The perk of being a student in Sweden

The ideologists of the so-called educational system of Russia do not hide their goals. Former Education Minister Fursov stated that "we want to grow the consumer, not the creator," and the present one, Livanov, is convinced that the country "does not need as many people with post-secondary education." But even secondary education in Russia has long been below average.

Mornings of Russian schoolchildren are sad and disgusting as weather in the fall. They rise early in the morning, grab a quick breakfast and set off on their daily path to school with backpacks filled with paper. They will spend 6-7 hours a day in school, struggling with sleep and hunger, doing something that can be learned in an hour or two in a normal situation without supervision of screaming old ladies. Russian schools impede the progress.

There are teachers relegated from the level of respected, at least in words, civil servants, to employees of pitiful status, overwhelmed with unnecessary writing and ready to make students suffer for their pitiful wages. There are students, who understood the utter nonsense and absurdity of the modern school that takes years of their lives in exchange for the information available in the public domain within a few clicks. This is the modern Russian school, which, for all awkwardness and backwardness of its curriculum, does not develop any skills applicable in the adult life.

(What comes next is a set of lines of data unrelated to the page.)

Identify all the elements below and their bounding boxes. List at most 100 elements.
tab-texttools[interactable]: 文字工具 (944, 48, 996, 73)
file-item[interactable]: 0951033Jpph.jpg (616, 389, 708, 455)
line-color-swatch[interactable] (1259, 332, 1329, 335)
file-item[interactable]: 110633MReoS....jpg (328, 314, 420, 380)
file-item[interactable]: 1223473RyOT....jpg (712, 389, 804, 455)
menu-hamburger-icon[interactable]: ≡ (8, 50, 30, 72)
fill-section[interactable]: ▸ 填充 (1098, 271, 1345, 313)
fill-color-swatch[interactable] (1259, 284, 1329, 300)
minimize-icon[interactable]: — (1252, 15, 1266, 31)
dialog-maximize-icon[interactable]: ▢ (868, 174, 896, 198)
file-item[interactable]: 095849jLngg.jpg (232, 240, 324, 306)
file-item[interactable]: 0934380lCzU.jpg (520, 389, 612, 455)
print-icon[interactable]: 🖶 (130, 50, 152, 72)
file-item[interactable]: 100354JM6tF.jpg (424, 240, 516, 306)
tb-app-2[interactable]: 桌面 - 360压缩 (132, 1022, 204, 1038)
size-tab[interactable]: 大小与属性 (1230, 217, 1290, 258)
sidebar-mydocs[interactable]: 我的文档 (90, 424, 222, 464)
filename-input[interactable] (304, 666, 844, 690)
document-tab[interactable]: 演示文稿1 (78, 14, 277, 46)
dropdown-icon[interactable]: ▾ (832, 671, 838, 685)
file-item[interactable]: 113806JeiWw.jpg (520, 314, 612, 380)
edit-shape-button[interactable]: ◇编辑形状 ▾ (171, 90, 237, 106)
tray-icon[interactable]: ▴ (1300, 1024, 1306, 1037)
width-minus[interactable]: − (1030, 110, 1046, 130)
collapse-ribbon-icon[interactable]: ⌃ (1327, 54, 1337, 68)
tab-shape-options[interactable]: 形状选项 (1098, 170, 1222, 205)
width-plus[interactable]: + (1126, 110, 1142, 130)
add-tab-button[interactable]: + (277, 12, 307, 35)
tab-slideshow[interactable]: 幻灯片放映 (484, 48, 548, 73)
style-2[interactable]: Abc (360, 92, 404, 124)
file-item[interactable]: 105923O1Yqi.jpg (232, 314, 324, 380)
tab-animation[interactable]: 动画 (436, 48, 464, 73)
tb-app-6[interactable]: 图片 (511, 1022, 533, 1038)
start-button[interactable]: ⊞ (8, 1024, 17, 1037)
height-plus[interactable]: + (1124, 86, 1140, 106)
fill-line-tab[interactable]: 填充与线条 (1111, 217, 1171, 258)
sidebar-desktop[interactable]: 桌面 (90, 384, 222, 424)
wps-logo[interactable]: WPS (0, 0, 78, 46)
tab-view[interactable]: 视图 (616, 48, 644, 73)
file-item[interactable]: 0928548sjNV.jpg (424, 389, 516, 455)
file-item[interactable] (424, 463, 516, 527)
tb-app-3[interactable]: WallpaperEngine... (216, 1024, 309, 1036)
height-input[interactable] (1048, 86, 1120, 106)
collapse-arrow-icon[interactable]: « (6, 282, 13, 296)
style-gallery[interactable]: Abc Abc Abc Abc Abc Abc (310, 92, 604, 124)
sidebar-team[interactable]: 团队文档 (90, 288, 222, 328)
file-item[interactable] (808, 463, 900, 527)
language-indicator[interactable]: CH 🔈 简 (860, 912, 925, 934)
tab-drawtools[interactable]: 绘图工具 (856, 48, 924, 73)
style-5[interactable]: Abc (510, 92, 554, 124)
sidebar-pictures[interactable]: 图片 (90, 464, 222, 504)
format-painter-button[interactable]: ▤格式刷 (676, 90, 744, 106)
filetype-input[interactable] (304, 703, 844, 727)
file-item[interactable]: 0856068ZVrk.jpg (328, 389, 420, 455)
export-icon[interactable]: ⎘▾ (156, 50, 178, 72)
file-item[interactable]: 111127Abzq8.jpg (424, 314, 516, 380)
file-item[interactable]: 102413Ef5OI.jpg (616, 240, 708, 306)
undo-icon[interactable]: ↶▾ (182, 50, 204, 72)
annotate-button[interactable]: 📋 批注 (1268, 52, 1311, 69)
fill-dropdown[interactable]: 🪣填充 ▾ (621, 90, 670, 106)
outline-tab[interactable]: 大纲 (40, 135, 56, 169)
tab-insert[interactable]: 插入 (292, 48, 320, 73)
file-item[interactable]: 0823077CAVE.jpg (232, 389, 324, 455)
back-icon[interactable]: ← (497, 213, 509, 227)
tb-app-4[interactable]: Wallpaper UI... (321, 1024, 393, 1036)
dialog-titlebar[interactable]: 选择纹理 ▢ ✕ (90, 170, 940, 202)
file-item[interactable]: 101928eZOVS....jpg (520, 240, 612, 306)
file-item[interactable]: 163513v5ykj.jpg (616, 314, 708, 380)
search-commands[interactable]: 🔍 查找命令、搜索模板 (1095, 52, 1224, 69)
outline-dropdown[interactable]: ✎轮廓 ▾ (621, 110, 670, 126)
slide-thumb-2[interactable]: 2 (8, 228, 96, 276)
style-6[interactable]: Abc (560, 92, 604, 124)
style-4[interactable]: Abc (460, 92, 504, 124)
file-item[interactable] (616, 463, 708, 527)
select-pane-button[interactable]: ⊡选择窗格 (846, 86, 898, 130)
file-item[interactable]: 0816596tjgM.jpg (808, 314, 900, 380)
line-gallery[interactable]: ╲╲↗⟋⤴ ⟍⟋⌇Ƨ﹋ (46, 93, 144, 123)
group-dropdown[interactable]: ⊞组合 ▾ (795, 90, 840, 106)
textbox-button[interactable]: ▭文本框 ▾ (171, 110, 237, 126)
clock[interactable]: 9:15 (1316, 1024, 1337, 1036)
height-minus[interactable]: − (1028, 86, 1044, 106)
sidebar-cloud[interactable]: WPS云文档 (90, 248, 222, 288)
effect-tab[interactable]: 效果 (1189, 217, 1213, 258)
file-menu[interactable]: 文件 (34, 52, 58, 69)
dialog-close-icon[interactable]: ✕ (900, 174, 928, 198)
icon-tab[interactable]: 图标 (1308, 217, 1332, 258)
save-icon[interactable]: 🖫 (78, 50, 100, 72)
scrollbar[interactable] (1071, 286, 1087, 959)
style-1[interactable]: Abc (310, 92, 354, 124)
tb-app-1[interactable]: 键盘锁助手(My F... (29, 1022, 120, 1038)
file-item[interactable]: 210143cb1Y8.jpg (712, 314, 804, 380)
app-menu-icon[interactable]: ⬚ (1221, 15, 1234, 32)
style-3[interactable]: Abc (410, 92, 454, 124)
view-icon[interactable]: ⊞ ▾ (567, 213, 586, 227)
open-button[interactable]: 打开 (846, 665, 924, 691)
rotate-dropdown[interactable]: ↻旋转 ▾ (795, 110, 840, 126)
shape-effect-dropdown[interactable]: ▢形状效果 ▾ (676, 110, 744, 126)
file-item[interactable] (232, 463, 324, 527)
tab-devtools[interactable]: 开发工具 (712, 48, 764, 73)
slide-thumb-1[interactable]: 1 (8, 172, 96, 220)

It is interesting to turn to the West in this regard. Sweden started the project of the so called open-space school. In the 1990s the country introduced an educational reform that caused a great deal of controversy in the community. First of all, due to certain moral principles inserted in the heads of students. If we look at the didactic principles of the Swedish approach to education, we will see that they can be quite fitting for modern Russian schools.

Under the new Swedish school system, instead of individual classrooms and traditional class-lesson system, there is a public space where students are free to move. Portions of this area are reserved for laboratories and libraries; there are some natural and recreational areas. Children work in small groups of 5-7 people, each group has a certain specialization. There is no need to rewrite textbooks (which is typical even for Russian universities). Each student has a laptop with access to all necessary information.

The criticism of the Scandinavian education system is based around laptops and perversely understood humanization of education. Some experts point to the unacceptably low threshold of minimal knowledge in Scandinavian schools, which is set at the weakest by world standards. Many noticed lack of systemic picture of the world in most graduates of these schools.

The children's brains are affected with powerful indoctrination that includes incentives for snitching, acceptance of various types of mental and physical abnormalities as the norm, and gender games. All these well-known disadvantages of the Scandinavian system are based on the requirements of the state system. When thinking of classifications, the main claim to the Scandinavian system is that by formally repeating the ideas of libertarian (free) education, in fact, it uses these inputs to grow complaisant ignoramuses. This has to be always kept in mind to avoid the transfer of the worst to the Russian soil.

The most sensible way of restructuring the system of education can be a variety of methods and approaches allowed by the Ministry of Education and approved for use in Russia's secondary and post-secondary educational institutions. A minimum level of knowledge (standards) must be established, confirmed by students of different types of schools. It is important that this minimum does not prioritize certain school systems, and currently generally accepted Unified State Exam should be used only in combination with other methods of knowledge tests.

As for the rest, the reins should be weakened and free competition between schools for students should be allowed to encourage a variety of learning formats. This inevitable issue of the flow of students to more successful projects can be reduced by distance learning systems, cross-training in several educational institutions, use of the Guild of Professional coaches, recreation of apprenticeship systems, and promoting students' participation in production processes that would allow them to obtain skills.

Dissemination of the best educational schemes is inevitable, and therefore, the problem of overcrowding in the most successful schools will take care of itself. Linking students to particular schools may be of a purely formal nature, like to a particular examination and consultation center.

Students already can listen to lectures of the best teachers in Moscow online, take exams for selected specialties in local production facilities, study astronomy in a group at a university, learn foreign languages with tutors or by communicating with native speakers via Skype, etc.

Instead, we continue to maintain the system of backpacks, classes and collectively aging school teachers. Only now this system is seasoned with church robes and unified exams.